Note : dans le secteur public et parapublic, les augmentations sont établies par les conventions collectives.

 

Sources : Ministère de l’Enseignement supérieur du Québec, Conseil du Trésor du Québec, Commission de la fonction publique du Canada, Forces canadiennes, Alliance de la fonction publique du Canada (section locale personnel de bureau des Aéroports de Montréal, section locale gestionnaires de premier niveau des Aéroports de Montréal, section locale Administration de pilotage des Laurentides), TCA - section locale Via Rail Canada, Syndicat des employés des Aéroports de Montréal, Syndicat du personnel administratif, technique et professionnel du transport en commun de Montréal STM, Syndicat des fonctionnaires municipaux de Montréal, Syndicat des fonctionnaires municipaux de Québec, Alliance de la fonction publique du Canada - section locale employés techniques et de bureau de la Postes Canada, Syndicat des employés de bureau, techniques et professionnels de la Ville de Laval, Syndicat du personnel technique et professionnel de la SAQ, Syndicat des employés techniques et de bureau d'Hydro-Québec, Syndicat des employés techniques et de bureau de Gaz métro, conventions collectives des employés municipaux de plusieurs grandes municipalités, conventions collectives des employés de soutien de plusieurs entreprises publiques de transport urbain et interurbain, conventions collectives des employés de plusieurs grandes entreprises de commerce au détail, conventions collectives des employés de plusieurs grandes entreprises de télécommunications, conventions collectives des employés de plusieurs grandes entreprises de messagerie, conventions collectives des employés de plusieurs grandes entreprises de transport routier de marchandises ou de personnes, conventions collectives des employés de plusieurs grandes entreprises de transport aérien régional et conventions collectives des employés techniques et de bureau de plusieurs grandes industries.

 

PORTRAIT DE LA PROFESSION :

 

En 2015, il y avait plus de 1 500 horairistes et répartiteurs(trices) en transport routier dans l'ensemble du Québec;

 

Plus de 1 500 coordonnateurs(trices) de fret, logisticiens(nes) et superviseurs(es) en logistique du transport dans l'ensemble du Québec;

 

Ainsi que plus de 900 courtières et courtiers en douanes.

 

Plus de 67 % étaient des hommes, alors que les femmes représentaient 33 %.

 

Plus de 48 % des membres de la profession étaient âgés de plus de 45 ans.

 

Plus de 82 % occupaient un poste à temps complet.

 

La répartition selon le type d'employeur était :

Source : Emploi-Québec 

PORTRAIT DE L'INDUSTRIE DU TRANSPORT :

 

L'industrie québécoise du transport aérien :

 

En 2015, le nombre de décollages et d’atterrissages dans les aéroports canadiens dotés d’une tour de contrôle de la circulation aérienne ou d’une station d’information de vol de NAV CANADA a augmenté légèrement (+0,4 %) par rapport à l’année précédente.

 

Une légère augmentation du nombre de mouvements itinérants (mouvements d’un aéroport vers un autre d'avion commercial OU privé) a suffi pour contrebalancer la légère baisse observée dans les mouvements locaux (mouvements des aéronefs qui restent dans les environs de l’aéroport).
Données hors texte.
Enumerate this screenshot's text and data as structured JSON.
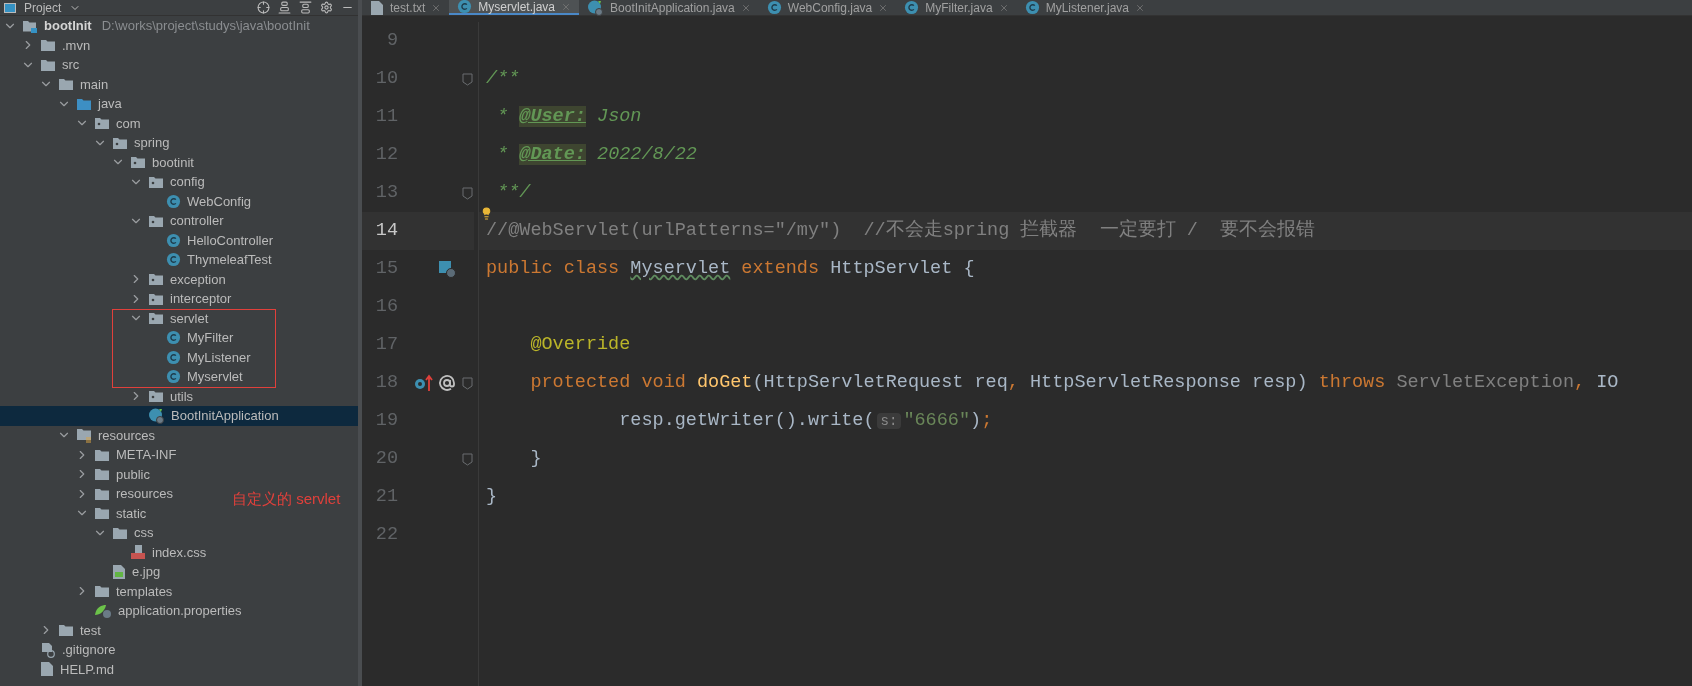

Le nombre de mouvements itinérants a atteint 4,0 millions alors que le nombre de mouvements locaux s’est établi à 1,5 millions.

 

En 2016, il y a près de 416 000 mouvements itinérants d'aéronefs (soit : 334 100 mouvements intérieurs au pays, 62 000 mouvements transfrontaliers Canada/USA et 19 900 mouvements internationaux) dans les 5 aéroports québécois dotés d'une tour de contrôle (Dorval, Mirabel, Québec, St-Hubert et Bagotville). L'Aéroport international Montréal-Dorval Trudeau est le 3e aéroport le plus achalandé du pays (derrière Toronto-Pearson et Vancouver), alors que l'Aéroport de Montréal-St-Hubert a été le second aéroport au pays ayant enregistré la plus forte hausse de mouvements itinérants par rapport à l'année précédente, soit 10 200.

 

Les mouvements itinérants intérieurs (entre villes canadiennes) ont augmenté légèrement par rapport aux années précédentes, notamment à l'Aéroport de Montréal-St-Hubert figurant au 2e rang au pays. L'Aéroport international Jean-Lesage de Québec a également connu une hausse de ses mouvements intérieurs.

 

Les mouvements transfrontaliers (entre villes canadiennes et américaines) ont quant à eux subis une baisse, notamment dans 4 aéroports internationaux du pays dont l'Aéroport de Montréal-Trudeau.

 

Enfin, une hausse de plus 7 % des mouvements internationaux a été observée dans les 3 plus grands aéroports internationaux canadiens, dont l'Aéroport de Montréal-Trudeau. Malgré l'ajout de nouvelles destinations internationales, ils ont marqués principalement par l'augmentation du nombre de vols vers Cuba et le Mexique.

 

En 2016, un total de plus de 18,1 millions de passagers (tous itinéraires confondus) dans l'ensemble des 31 aéroports du Québec, soit :

Les passagers embarqués et débarqués hors des deux principaux aéroports du Québec (Québec-Jean-Lesage et Montréal-Pierre-Elliott-Trudeau) ne représentent que 5 % de l’ensemble des passagers aériens du Québec et 11 % des passagers des vols intérieurs (en provenance et à destination d’un aéroport canadien). Les vols régionaux représentent toutefois une part plus importante du trafic aérien, soit plus de 30 % de l’ensemble des vols au Québec.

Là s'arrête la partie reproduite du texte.